Psalms 49

Een psalm, voor den opperzangmeester, onder de kinderen van Korach.
Per il Capo de’ musici. De’ figliuoli di Core. Salmo. Udite questo, popoli tutti; porgete orecchio, voi tutti gli abitanti del mondo!
Hoort dit, alle gij volken! neemt ter ore, alle inwoners der wereld,
Plebei e nobili, ricchi e poveri tutti insieme.
Zowel slechten als aanzienlijken, te zamen rijk en arm!
La mia bocca proferirà cose savie, e la meditazione del mio cuore sarà piena di senno.
Mijn mond zal enkel wijsheid spreken, en de overdenking mijns harten zal vol verstand zijn.
Io presterò l’orecchio alle sentenze, spiegherò a suon di cetra il mio enigma.

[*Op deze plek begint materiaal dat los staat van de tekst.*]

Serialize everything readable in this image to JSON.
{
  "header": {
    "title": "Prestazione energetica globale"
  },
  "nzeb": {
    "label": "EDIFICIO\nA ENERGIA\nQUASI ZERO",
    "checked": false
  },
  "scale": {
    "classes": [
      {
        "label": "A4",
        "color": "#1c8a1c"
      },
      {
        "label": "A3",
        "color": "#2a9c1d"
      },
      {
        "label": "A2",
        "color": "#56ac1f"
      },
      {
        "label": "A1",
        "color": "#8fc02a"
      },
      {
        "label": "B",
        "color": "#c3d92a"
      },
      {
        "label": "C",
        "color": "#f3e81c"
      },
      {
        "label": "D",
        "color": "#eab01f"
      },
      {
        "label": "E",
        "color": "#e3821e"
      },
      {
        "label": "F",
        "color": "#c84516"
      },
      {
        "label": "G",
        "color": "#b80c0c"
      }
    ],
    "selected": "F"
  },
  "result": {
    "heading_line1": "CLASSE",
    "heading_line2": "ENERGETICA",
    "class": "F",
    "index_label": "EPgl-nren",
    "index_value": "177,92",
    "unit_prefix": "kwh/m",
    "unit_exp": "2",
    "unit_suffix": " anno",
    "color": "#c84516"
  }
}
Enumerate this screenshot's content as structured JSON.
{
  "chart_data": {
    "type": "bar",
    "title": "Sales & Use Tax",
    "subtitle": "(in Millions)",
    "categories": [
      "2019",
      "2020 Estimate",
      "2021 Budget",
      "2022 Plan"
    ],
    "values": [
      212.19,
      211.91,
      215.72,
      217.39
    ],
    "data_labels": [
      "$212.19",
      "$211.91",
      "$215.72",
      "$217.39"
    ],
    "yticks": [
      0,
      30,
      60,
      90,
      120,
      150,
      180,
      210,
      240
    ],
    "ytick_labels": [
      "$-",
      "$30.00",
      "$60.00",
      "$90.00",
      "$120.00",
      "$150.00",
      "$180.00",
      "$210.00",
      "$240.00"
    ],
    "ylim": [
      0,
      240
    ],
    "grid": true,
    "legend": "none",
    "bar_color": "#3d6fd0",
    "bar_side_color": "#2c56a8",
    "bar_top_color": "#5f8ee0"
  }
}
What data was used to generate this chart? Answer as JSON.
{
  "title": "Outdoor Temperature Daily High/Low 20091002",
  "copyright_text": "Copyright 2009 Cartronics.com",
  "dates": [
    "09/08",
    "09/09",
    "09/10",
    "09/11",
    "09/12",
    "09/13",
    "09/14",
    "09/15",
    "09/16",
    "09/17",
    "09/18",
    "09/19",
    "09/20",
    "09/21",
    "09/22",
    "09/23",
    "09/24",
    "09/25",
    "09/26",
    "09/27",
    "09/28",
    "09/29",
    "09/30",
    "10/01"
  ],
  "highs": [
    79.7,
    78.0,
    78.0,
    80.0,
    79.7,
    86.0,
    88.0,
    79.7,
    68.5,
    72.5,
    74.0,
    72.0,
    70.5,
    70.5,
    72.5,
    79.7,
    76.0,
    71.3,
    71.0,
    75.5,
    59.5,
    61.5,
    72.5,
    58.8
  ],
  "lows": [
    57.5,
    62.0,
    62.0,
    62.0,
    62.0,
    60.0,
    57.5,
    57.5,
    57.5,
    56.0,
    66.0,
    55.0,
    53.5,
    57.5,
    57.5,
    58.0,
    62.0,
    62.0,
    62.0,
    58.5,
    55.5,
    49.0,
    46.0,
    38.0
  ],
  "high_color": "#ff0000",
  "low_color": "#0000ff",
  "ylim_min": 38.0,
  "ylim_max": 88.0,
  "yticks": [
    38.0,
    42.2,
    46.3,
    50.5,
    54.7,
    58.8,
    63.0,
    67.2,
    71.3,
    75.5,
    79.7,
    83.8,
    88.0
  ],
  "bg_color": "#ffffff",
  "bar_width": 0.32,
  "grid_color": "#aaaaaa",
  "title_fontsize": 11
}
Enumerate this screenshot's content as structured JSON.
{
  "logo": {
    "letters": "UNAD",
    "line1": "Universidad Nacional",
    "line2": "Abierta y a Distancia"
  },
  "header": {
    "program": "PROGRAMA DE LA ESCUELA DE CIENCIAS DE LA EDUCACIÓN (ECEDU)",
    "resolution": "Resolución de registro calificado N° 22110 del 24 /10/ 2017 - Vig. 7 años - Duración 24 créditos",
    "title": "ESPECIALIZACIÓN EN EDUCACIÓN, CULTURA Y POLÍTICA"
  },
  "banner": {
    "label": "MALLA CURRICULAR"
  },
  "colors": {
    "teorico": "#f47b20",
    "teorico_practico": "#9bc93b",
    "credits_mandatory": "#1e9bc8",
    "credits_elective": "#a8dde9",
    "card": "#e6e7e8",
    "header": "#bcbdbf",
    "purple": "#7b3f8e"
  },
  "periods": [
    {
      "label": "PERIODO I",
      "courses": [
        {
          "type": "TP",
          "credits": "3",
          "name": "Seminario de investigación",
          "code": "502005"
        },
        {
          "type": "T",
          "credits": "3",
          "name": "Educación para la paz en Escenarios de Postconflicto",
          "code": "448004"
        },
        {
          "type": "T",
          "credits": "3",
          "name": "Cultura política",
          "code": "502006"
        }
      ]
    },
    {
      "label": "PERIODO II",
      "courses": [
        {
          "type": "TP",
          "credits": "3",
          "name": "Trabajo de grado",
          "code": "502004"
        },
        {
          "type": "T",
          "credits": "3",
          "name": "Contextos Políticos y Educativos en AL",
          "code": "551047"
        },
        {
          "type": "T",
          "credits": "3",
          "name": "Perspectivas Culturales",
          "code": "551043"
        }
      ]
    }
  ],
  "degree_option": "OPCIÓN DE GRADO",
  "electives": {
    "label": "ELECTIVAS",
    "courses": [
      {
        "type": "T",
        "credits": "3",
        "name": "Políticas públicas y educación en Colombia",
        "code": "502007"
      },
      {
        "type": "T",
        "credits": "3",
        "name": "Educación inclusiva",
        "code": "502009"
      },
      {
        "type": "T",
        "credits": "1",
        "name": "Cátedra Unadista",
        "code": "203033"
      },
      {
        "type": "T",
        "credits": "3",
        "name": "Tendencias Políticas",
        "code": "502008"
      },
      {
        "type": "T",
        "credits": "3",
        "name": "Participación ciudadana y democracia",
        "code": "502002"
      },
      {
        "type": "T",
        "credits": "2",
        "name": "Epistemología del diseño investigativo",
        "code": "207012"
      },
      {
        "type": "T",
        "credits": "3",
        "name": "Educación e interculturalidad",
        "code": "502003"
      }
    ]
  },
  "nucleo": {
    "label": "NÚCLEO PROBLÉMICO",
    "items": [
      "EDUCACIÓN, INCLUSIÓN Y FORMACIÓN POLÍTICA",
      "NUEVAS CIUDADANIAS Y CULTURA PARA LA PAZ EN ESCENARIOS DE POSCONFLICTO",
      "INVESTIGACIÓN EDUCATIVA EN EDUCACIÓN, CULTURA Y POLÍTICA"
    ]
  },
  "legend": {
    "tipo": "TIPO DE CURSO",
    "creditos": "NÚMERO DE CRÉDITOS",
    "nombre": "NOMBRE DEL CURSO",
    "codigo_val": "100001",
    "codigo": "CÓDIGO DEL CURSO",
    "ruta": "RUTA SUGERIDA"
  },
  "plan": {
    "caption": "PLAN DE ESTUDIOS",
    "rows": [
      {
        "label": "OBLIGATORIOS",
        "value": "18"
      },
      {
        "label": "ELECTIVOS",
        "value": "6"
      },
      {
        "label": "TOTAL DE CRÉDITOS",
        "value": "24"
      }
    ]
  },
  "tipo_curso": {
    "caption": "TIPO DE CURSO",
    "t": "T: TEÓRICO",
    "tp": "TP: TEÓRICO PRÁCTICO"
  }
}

Ik zal mijn oor neigen tot een spreuk; ik zal mijn verborgene rede openen op de harp.
Perché temerei ne’ giorni dell’avversità quando mi circonda l’iniquità dei miei insidiatori,
Waarom zou ik vrezen in kwade dagen, als de ongerechtigen, die op de hielen zijn, mij omringen?
i quali confidano ne’ loro grandi averi e si gloriano della grandezza delle loro ricchezze?
Aangaande degenen, die op hun goed vertrouwen; en op de veelheid huns rijkdoms roemen;
Nessuno però può in alcun modo redimere il fratello, né dare a Dio il prezzo del riscatto d’esso.
Niemand van hen zal zijn broeder immermeer kunnen verlossen; hij zal Gode zijn rantsoen niet kunnen geven;
Il riscatto dell’anima dell’uomo è troppo caro e farà mai sempre difetto.
(Want de verlossing hunner ziel is te kostelijk, en zal in eeuwigheid ophouden);
Non può farsi ch’ei continui a vivere in perpetuo e non vegga la fossa.
Dat hij ook voortaan geduriglijk zou leven, en de verderving niet zien.
Perché la vedrà. I savi muoiono; periscono del pari il pazzo e lo stolto e lasciano ad altri i loro beni.
Want hij ziet, dat de wijzen sterven, dat te zamen een dwaas en een onvernuftige omkomen, en hun goed anderen nalaten.
L’intimo lor pensiero è che le loro case dureranno in eterno e le loro abitazioni d’età in età; dànno i loro nomi alle loro terre.
Hun binnenste gedachte is, dat hun huizen zullen zijn in eeuwigheid, hun woningen van geslacht tot geslacht; zij noemen de landen naar hun namen.
Ma l’uomo ch’è in onore non dura; egli è simile alle bestie che periscono.
De mens nochtans, die in waarde is, blijft niet; hij wordt gelijk als de beesten, die vergaan.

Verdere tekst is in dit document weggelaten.